During their final separation, Frank was on the phone to Louella Parsons begging Ava to come back, but she filed for divorce after she caught a newspaper photo of Frank with two showgirls. People said Frank's despair chased him through a lot of bars and into many willing arms. But those were places he would have ended up anyway. It does seem, though, that Frank had it bad for Ava, as bad as it gets.
-- "
Frank Sinatra's love and marriages", Sherryl Connelly
After her death, one of Frank Sinatra's daughters found him slumped in his room, crying, and unable to speak. Gardner was not only the love of his life but also the inspiration for one of his most personal and magical songs, "I'm a Fool to Want You", recorded after their separation. Reportedly, a lone black limousine parked behind the crowd of 500 mourners at Ava's funeral. No one exited the vehicle, but it was assumed that the anonymous mourner was indeed Frank Sinatra. A floral arrangement at Gardner's graveside simply read: "With My Love, Francis".
-- WIKIPEDIA! My sources: so refined.
BUT THAT, MY FRIENDS, WAS A LOVE AFFAIR.
TO CONCLUDE, SOME RELATED ODDS AND ENDS:
- Ava's personal quotes on imdb are GOLD. She is sassy and witty and OH GOD ILHER.

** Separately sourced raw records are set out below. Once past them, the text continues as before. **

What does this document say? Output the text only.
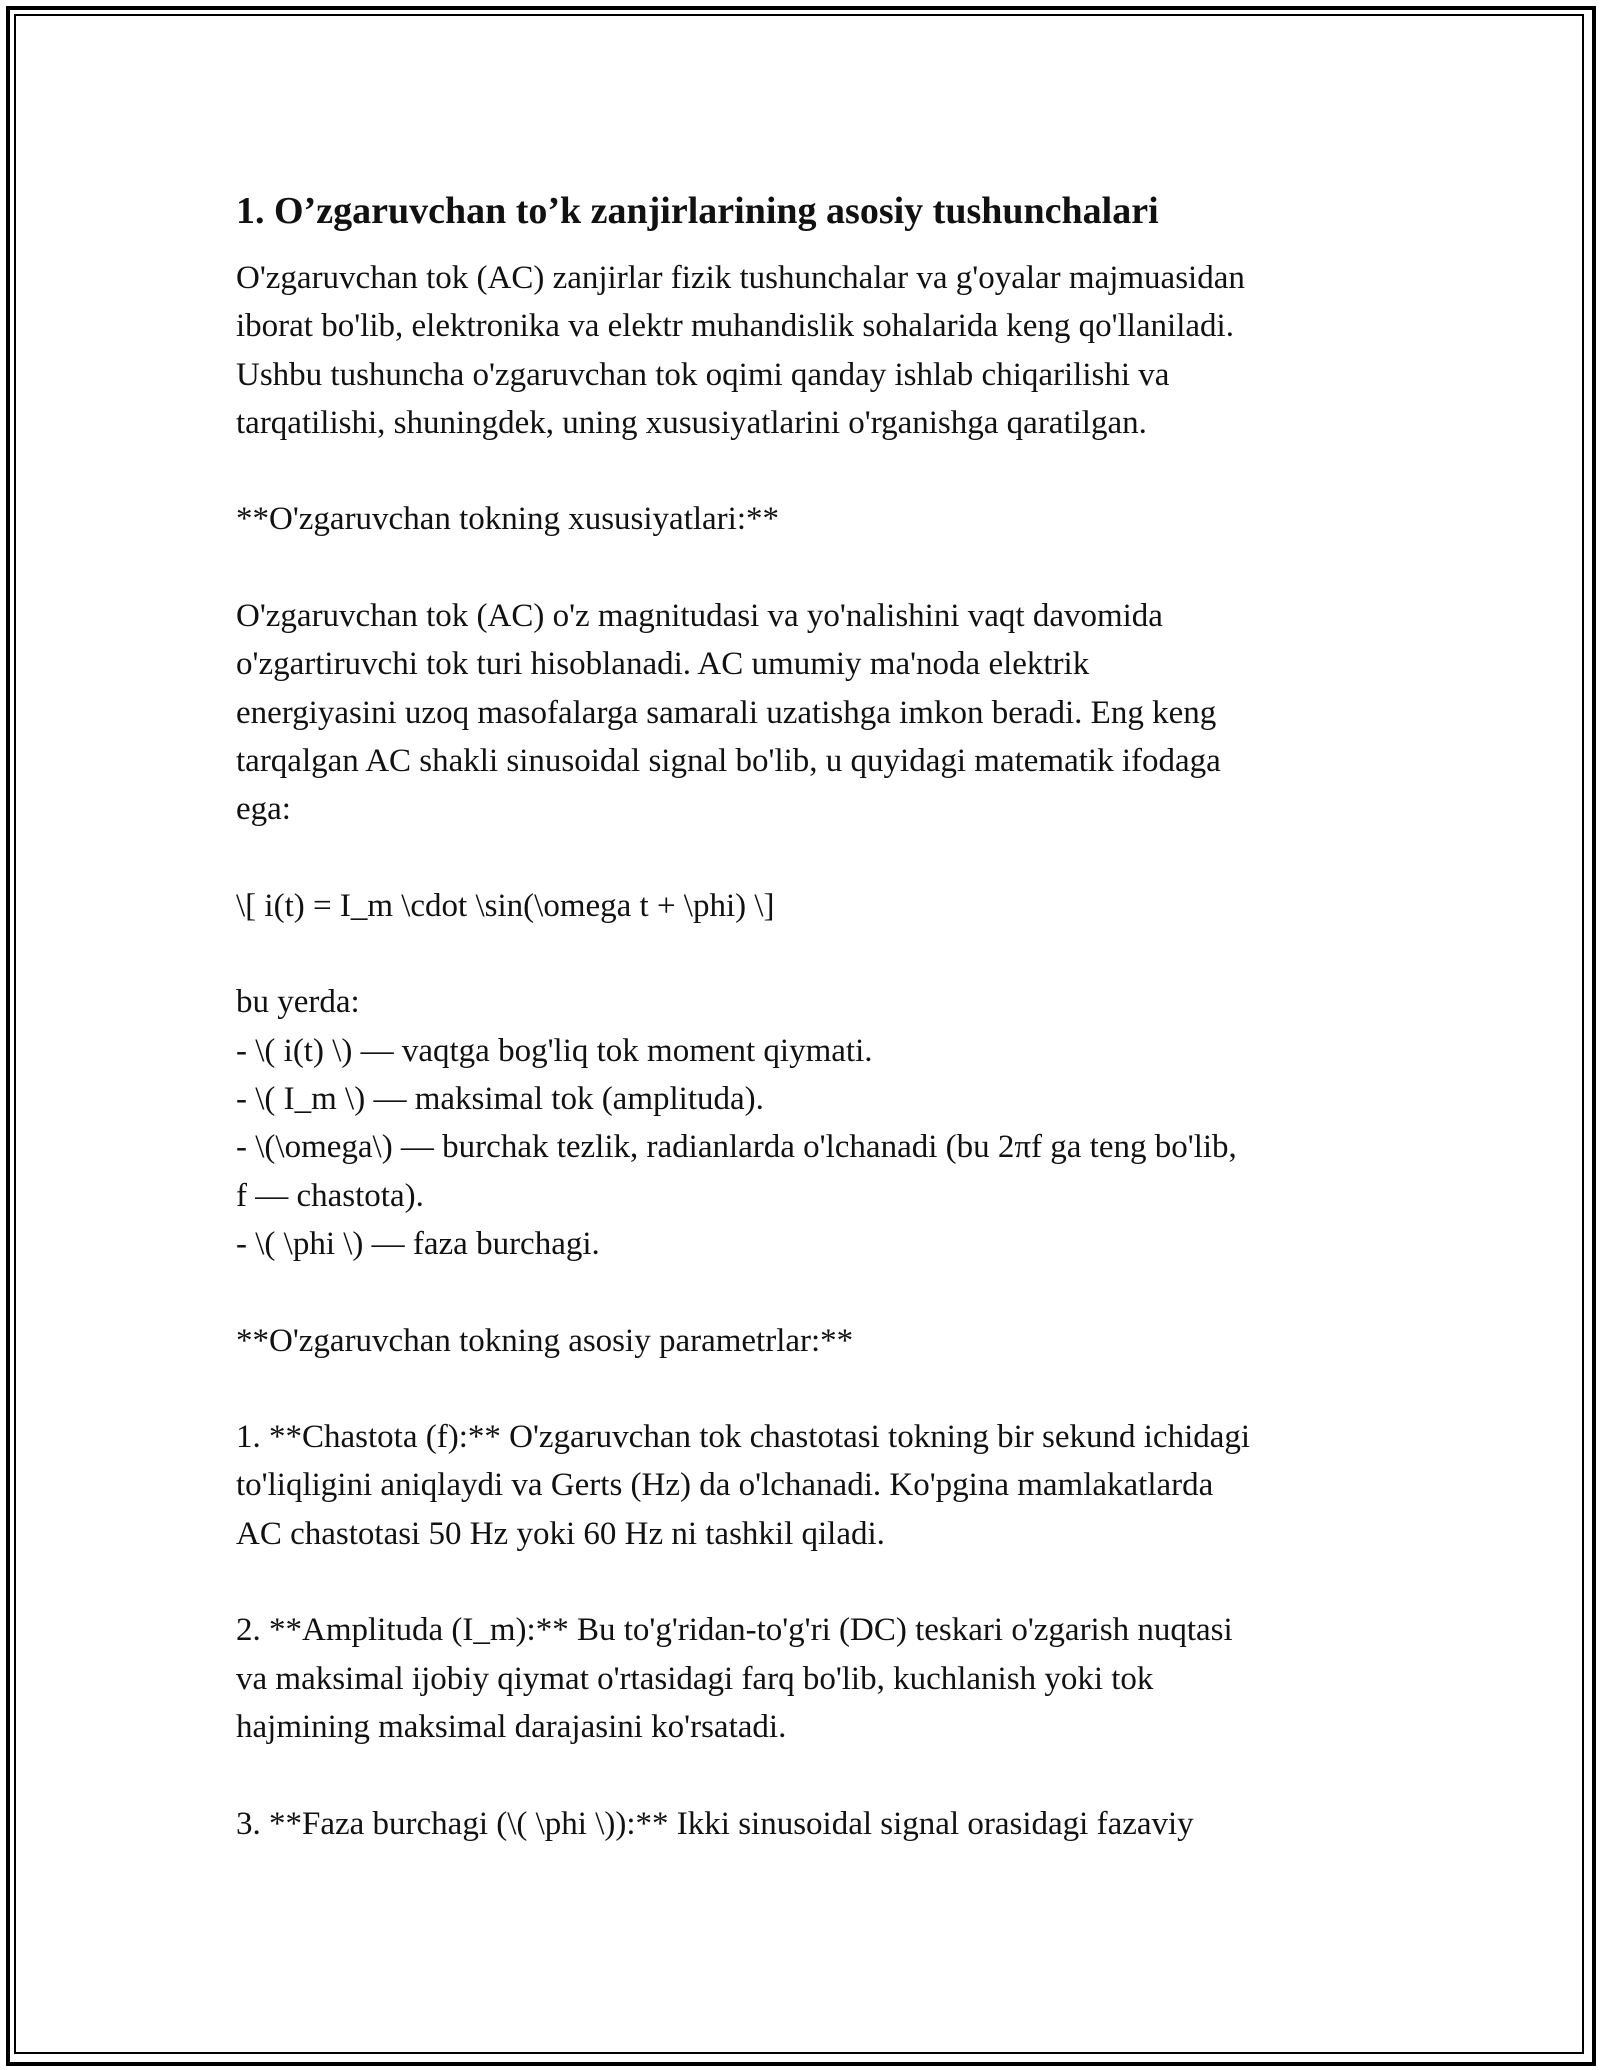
1. O’zgaruvchan to’k zanjirlarining asosiy tushunchalari
O'zgaruvchan tok (AC) zanjirlar fizik tushunchalar va g'oyalar majmuasidan
iborat bo'lib, elektronika va elektr muhandislik sohalarida keng qo'llaniladi.
Ushbu tushuncha o'zgaruvchan tok oqimi qanday ishlab chiqarilishi va
tarqatilishi, shuningdek, uning xususiyatlarini o'rganishga qaratilgan.
**O'zgaruvchan tokning xususiyatlari:**
O'zgaruvchan tok (AC) o'z magnitudasi va yo'nalishini vaqt davomida
o'zgartiruvchi tok turi hisoblanadi. AC umumiy ma'noda elektrik
energiyasini uzoq masofalarga samarali uzatishga imkon beradi. Eng keng
tarqalgan AC shakli sinusoidal signal bo'lib, u quyidagi matematik ifodaga
ega:
\[ i(t) = I_m \cdot \sin(\omega t + \phi) \]
bu yerda:
- \( i(t) \) — vaqtga bog'liq tok moment qiymati.
- \( I_m \) — maksimal tok (amplituda).
- \(\omega\) — burchak tezlik, radianlarda o'lchanadi (bu 2πf ga teng bo'lib,
f — chastota).
- \( \phi \) — faza burchagi.
**O'zgaruvchan tokning asosiy parametrlar:**
1. **Chastota (f):** O'zgaruvchan tok chastotasi tokning bir sekund ichidagi
to'liqligini aniqlaydi va Gerts (Hz) da o'lchanadi. Ko'pgina mamlakatlarda
AC chastotasi 50 Hz yoki 60 Hz ni tashkil qiladi.
2. **Amplituda (I_m):** Bu to'g'ridan-to'g'ri (DC) teskari o'zgarish nuqtasi
va maksimal ijobiy qiymat o'rtasidagi farq bo'lib, kuchlanish yoki tok
hajmining maksimal darajasini ko'rsatadi.
3. **Faza burchagi (\( \phi \)):** Ikki sinusoidal signal orasidagi fazaviy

- Short, soundless video footage of them being pretty?
- For the truly dedicated, this is the Ava Gardner biography I almost stole quotes from/have been using to feed my fixation, in incomplete ebook form.
And because I know it is unlikely I'll post before the 16th (and hey! It's already the 15th in London!), happy happy birthday to my old friend
tashternal! And while I'm at it, happy belated,
silverstars! FACT: October babies > all the other ones. I use both of you as proof of this.
Also, dear new friends, I'm sorry this incredibly random exercise in nostalgia is your introduction to me. I will commence polling and this-is-my-last.fm-ing at some to-be-determined date in the future. :D?